Wall Street Journal critic Malcolm Forbes compared the book to Primo Levi's 1947 book If This Is a Man and called it a "crucial contribution to Holocaust literature" that "enlarges our understanding of 'life' in Auschwitz." Author Lyndsey Stonebridge wrote in New Statesman that like Levi, "his writing is distinguished by a patient, forensic, measured attentiveness to the complex and innovative horror of the Nazi camps." Stonebridge observed that "Debreczeni is acute on the link between the ruthlessness of big capitalism and the deliberate lawlessness of the camps." Three German industrial combines leased slave labor from the Nazi state: Baugesellschaft, a construction company; George Urban AG, above-ground engineering; "and the dreaded Kemna, an underground engineering company."

In The Jewish Chronicle, reviewer David Herman wrote that Debreczeni "has a journalist's eye for the telling human detail, how quickly people are dehumanized."

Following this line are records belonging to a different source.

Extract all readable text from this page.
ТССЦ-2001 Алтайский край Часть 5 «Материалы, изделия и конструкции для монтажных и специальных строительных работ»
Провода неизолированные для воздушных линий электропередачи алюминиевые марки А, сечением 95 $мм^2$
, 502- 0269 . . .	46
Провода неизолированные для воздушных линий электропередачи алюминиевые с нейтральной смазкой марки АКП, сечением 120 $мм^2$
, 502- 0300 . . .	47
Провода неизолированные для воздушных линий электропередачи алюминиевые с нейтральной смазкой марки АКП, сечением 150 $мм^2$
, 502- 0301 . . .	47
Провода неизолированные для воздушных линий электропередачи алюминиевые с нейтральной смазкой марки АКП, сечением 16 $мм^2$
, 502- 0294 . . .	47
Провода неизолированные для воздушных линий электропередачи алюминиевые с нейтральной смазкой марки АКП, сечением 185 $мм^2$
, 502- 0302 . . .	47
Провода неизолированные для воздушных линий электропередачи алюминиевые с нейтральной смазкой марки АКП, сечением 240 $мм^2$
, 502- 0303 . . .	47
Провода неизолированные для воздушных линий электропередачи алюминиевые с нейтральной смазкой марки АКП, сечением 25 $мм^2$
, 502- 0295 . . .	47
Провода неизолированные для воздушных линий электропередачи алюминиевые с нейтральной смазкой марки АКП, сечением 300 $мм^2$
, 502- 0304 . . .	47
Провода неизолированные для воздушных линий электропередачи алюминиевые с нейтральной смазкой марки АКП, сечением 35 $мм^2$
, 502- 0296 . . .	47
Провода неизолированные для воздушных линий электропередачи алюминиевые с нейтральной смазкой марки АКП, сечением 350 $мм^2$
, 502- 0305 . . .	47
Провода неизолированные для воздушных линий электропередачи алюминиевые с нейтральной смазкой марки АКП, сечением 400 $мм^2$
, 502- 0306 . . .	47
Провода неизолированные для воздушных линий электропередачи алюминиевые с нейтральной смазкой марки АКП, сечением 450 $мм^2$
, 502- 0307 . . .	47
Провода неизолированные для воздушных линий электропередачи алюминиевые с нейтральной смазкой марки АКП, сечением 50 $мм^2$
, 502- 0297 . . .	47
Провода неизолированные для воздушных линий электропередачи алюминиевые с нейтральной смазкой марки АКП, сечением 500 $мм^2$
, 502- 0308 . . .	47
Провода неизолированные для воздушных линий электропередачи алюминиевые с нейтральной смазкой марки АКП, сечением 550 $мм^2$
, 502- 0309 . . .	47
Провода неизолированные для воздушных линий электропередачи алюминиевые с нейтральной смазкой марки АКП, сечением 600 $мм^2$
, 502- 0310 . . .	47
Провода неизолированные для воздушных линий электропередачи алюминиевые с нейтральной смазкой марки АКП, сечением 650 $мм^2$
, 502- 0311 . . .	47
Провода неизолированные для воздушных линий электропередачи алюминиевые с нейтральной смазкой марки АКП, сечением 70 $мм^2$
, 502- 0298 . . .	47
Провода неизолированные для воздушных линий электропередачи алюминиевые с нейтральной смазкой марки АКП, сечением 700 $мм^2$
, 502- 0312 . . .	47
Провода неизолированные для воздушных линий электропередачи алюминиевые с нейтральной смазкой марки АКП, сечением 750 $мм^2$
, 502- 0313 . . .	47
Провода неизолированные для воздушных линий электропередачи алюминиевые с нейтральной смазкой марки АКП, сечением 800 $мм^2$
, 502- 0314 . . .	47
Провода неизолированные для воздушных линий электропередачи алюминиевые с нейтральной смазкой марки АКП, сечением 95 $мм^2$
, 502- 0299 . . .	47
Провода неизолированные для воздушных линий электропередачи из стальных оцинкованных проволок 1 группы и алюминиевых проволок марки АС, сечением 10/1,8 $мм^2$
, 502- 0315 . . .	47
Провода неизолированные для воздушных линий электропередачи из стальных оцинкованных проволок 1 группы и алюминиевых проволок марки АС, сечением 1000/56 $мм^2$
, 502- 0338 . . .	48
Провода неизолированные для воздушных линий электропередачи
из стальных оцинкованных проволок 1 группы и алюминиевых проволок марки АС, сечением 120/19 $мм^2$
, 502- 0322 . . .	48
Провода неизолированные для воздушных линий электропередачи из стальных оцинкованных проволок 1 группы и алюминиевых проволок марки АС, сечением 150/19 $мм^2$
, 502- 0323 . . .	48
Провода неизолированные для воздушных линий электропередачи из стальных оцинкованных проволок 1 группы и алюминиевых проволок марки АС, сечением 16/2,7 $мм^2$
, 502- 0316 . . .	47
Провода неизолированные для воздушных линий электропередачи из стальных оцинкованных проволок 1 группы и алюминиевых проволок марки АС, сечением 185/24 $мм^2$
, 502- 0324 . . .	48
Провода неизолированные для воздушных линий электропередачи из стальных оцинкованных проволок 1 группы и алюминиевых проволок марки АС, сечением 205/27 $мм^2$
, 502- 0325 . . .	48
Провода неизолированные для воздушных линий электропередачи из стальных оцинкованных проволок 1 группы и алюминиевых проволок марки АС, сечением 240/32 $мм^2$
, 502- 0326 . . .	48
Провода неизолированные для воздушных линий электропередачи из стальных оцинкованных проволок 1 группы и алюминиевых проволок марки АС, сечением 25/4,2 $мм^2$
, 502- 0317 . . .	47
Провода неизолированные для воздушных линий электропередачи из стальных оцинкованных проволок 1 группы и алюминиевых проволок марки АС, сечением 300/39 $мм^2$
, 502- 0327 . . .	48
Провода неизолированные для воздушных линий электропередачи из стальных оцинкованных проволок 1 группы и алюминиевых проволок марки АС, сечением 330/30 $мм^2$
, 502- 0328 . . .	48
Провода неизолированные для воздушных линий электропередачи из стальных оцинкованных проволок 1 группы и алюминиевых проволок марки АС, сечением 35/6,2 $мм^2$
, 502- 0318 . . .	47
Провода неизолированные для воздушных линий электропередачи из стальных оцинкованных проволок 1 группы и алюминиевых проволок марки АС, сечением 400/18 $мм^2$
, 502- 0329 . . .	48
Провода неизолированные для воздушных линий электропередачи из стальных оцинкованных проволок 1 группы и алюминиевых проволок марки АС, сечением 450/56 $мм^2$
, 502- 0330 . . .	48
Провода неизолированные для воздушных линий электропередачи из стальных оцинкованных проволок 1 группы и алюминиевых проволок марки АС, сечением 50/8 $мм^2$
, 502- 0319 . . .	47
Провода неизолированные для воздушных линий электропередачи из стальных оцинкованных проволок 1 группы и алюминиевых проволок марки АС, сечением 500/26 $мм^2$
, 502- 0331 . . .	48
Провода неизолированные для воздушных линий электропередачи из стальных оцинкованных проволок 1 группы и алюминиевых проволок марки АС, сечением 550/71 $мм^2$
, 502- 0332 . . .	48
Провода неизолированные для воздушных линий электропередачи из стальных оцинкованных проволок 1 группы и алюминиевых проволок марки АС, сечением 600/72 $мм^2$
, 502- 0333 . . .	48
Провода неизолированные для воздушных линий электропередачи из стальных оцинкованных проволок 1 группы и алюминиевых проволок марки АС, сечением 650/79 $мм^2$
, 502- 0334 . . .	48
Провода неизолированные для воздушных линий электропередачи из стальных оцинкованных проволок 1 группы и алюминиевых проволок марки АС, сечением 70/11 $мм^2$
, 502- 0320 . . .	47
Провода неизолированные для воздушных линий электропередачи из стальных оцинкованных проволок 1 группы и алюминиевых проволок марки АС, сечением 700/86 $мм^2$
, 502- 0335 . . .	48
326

The American Library Association honored it with the Sophie Brody Award in 2025 noting "Cold Crematorium stands among the foremost Holocaust testimonials."

== Publication history ==
Following its original publication in Hungarian, a translation of the book into Serbo-Croatian by Bogdan Čiplić titled Hladni krematorijum was released in 1951. The book was reprinted twice in Serbia after its initial publication there, but was not published in Hungary until 2024 despite strong interest in the Holocaust, which was taboo during the years of Communist rule. Alexander Bruner, son of Debreczeni's brother Mirko Bruner, writes in an Afterword to the book that Mirko "made numerous attempts to interested American publishers in translating and publishing the book in English" while he was stationed in Washington as a Yugoslavian diplomat in the 1950s, but that he was "rebuffed at every turn." The New York Times review reported that "the book remained obscure for decades, squeezed by Cold War politics — too Soviet-philic for the West, too Jew-centric for the East."